When we talk about OPACs, we tend to fetishize them. In theory, it’s not hard to create a Wowpac. The difficulty is in creating the system that lives behind it. We have lost touch with the ability to empower ourselves to fix the problems we have with integrated library systems and our online public access catalogs.

The OPAC is a reflection of the health of the system. The OPAC should be spilling out onto our website and beyond, mashing it up with other sites. The only way that can happen is with a rich API, which we don’t have.

The title of systems librarian is becoming redundant because we all have a responsibility and role in maintaining the health of library systems. In today’s information ecology, there is no destination — we’re online experiencing information everywhere.

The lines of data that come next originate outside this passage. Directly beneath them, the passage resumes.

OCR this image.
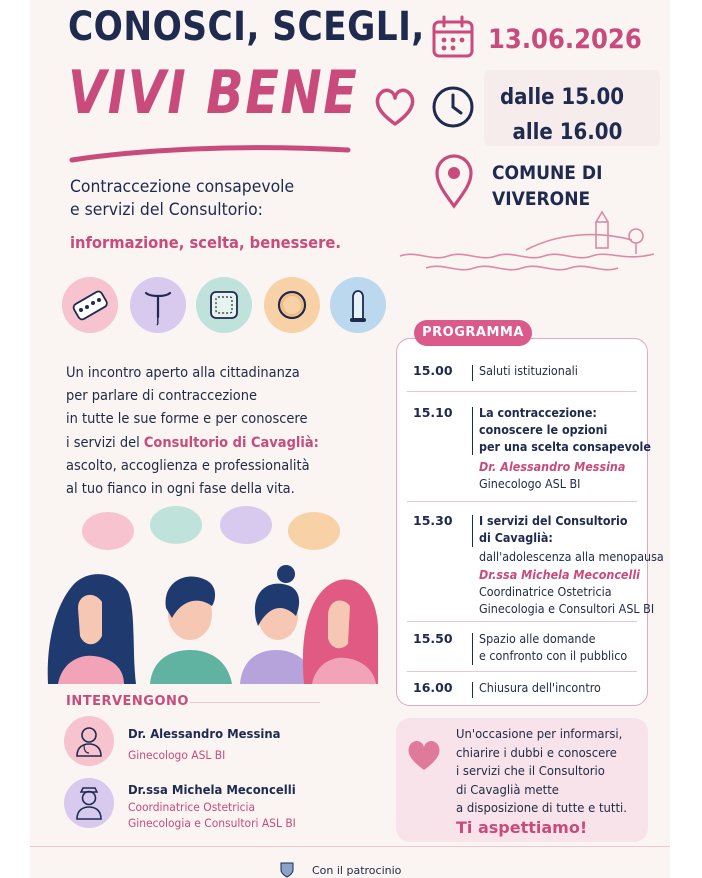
CONOSCI, SCEGLI,
VIVI BENE
Contraccezione consapevole
e servizi del Consultorio:
informazione, scelta, benessere.
13.06.2026
dalle 15.00
alle 16.00
COMUNE DI
VIVERONE
Un incontro aperto alla cittadinanza
per parlare di contraccezione
in tutte le sue forme e per conoscere
i servizi del Consultorio di Cavaglià:
ascolto, accoglienza e professionalità
al tuo fianco in ogni fase della vita.
15.00 Saluti istituzionali
15.10 La contraccezione:
conoscere le opzioni
per una scelta consapevole
Dr. Alessandro Messina
Ginecologo ASL BI
15.30 I servizi del Consultorio
di Cavaglià:
dall'adolescenza alla menopausa
Dr.ssa Michela Meconcelli
Coordinatrice Ostetricia
Ginecologia e Consultori ASL BI
15.50 Spazio alle domande
e confronto con il pubblico
16.00 Chiusura dell'incontro
PROGRAMMA
INTERVENGONO
Dr. Alessandro Messina
Ginecologo ASL BI
Dr.ssa Michela Meconcelli
Coordinatrice Ostetricia
Ginecologia e Consultori ASL BI
Un'occasione per informarsi,
chiarire i dubbi e conoscere
i servizi che il Consultorio
di Cavaglià mette
a disposizione di tutte e tutti.
Ti aspettiamo!
Con il patrocinio
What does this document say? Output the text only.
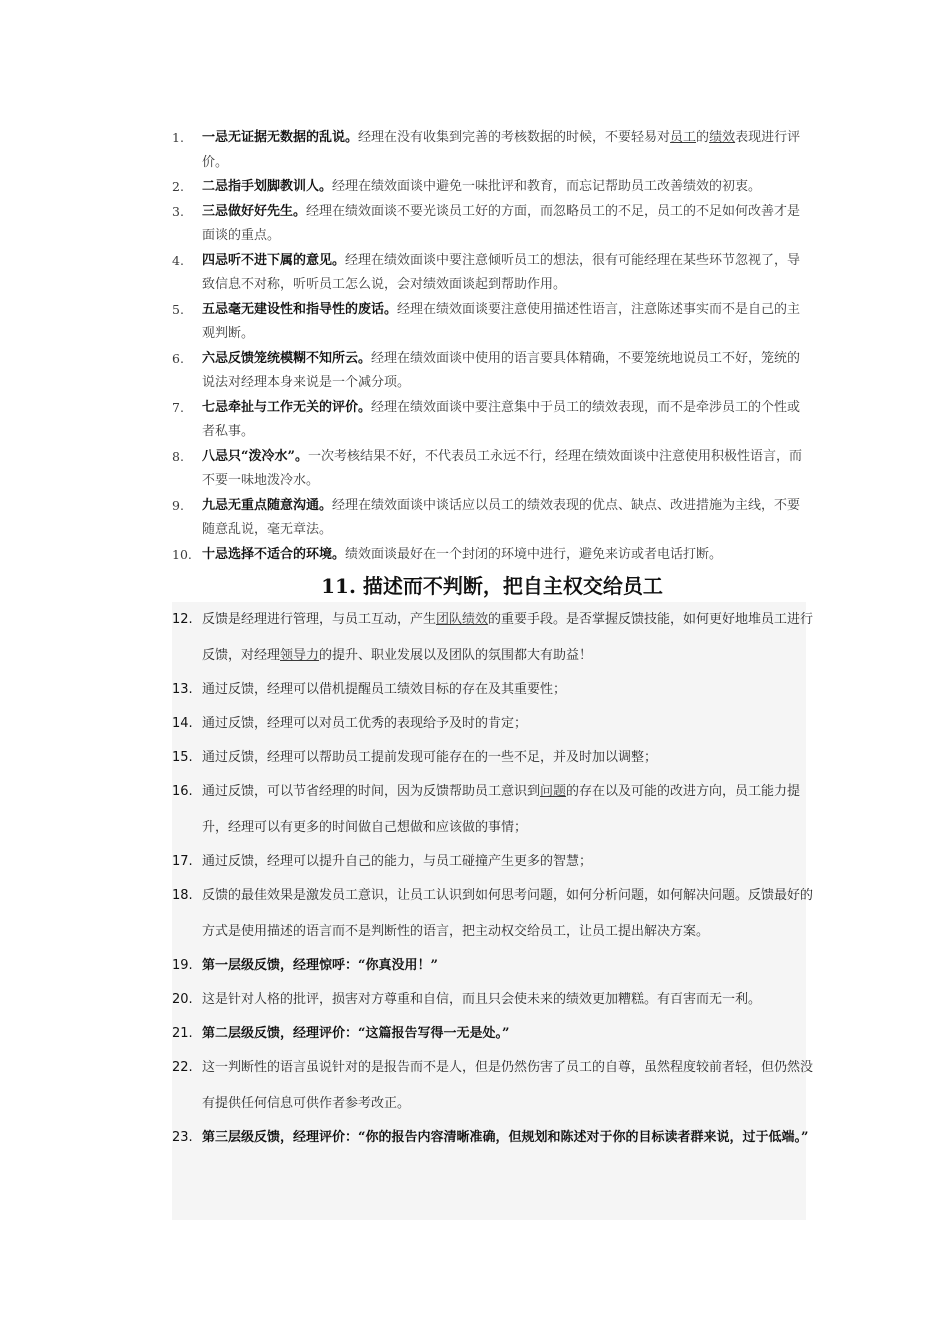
1. 一忌无证据无数据的乱说。经理在没有收集到完善的考核数据的时候，不要轻易对员工的绩效表现进行评价。
2. 二忌指手划脚教训人。经理在绩效面谈中避免一味批评和教育，而忘记帮助员工改善绩效的初衷。
3. 三忌做好好先生。经理在绩效面谈不要光谈员工好的方面，而忽略员工的不足，员工的不足如何改善才是面谈的重点。
4. 四忌听不进下属的意见。经理在绩效面谈中要注意倾听员工的想法，很有可能经理在某些环节忽视了，导致信息不对称，听听员工怎么说，会对绩效面谈起到帮助作用。
5. 五忌毫无建设性和指导性的废话。经理在绩效面谈要注意使用描述性语言，注意陈述事实而不是自己的主观判断。
6. 六忌反馈笼统模糊不知所云。经理在绩效面谈中使用的语言要具体精确，不要笼统地说员工不好，笼统的说法对经理本身来说是一个减分项。
7. 七忌牵扯与工作无关的评价。经理在绩效面谈中要注意集中于员工的绩效表现，而不是牵涉员工的个性或者私事。
8. 八忌只“泼冷水”。一次考核结果不好，不代表员工永远不行，经理在绩效面谈中注意使用积极性语言，而不要一味地泼冷水。
9. 九忌无重点随意沟通。经理在绩效面谈中谈话应以员工的绩效表现的优点、缺点、改进措施为主线，不要随意乱说，毫无章法。
10. 十忌选择不适合的环境。绩效面谈最好在一个封闭的环境中进行，避免来访或者电话打断。
11. 描述而不判断，把自主权交给员工
12. 反馈是经理进行管理，与员工互动，产生团队绩效的重要手段。是否掌握反馈技能，如何更好地堆员工进行反馈，对经理领导力的提升、职业发展以及团队的氛围都大有助益！
13. 通过反馈，经理可以借机提醒员工绩效目标的存在及其重要性；
14. 通过反馈，经理可以对员工优秀的表现给予及时的肯定；
15. 通过反馈，经理可以帮助员工提前发现可能存在的一些不足，并及时加以调整；
16. 通过反馈，可以节省经理的时间，因为反馈帮助员工意识到问题的存在以及可能的改进方向，员工能力提升，经理可以有更多的时间做自己想做和应该做的事情；
17. 通过反馈，经理可以提升自己的能力，与员工碰撞产生更多的智慧；
18. 反馈的最佳效果是激发员工意识，让员工认识到如何思考问题，如何分析问题，如何解决问题。反馈最好的方式是使用描述的语言而不是判断性的语言，把主动权交给员工，让员工提出解决方案。
19. 第一层级反馈，经理惊呼：“你真没用！”
20. 这是针对人格的批评，损害对方尊重和自信，而且只会使未来的绩效更加糟糕。有百害而无一利。
21. 第二层级反馈，经理评价：“这篇报告写得一无是处。”
22. 这一判断性的语言虽说针对的是报告而不是人，但是仍然伤害了员工的自尊，虽然程度较前者轻，但仍然没有提供任何信息可供作者参考改正。
23. 第三层级反馈，经理评价：“你的报告内容清晰准确，但规划和陈述对于你的目标读者群来说，过于低端。”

There is no way to predict how the information ecology will change, so we need systems that will be flexible and can grow and change over time. (Sopac 2.0 will be released later this year for libraries who want to do something different with their OPACs.) Containers will fail. Containers are temporary. We cannot hang our hat on one specific format — we need systems that permit portability of data.

Nobody in libraries talks about “the enterprise” like they do in the corporate world. Design and development of the enterprise cannot be done by a committee, unless they are simply advisors.

The 21st century library remains un-designed – so let’s get going on it.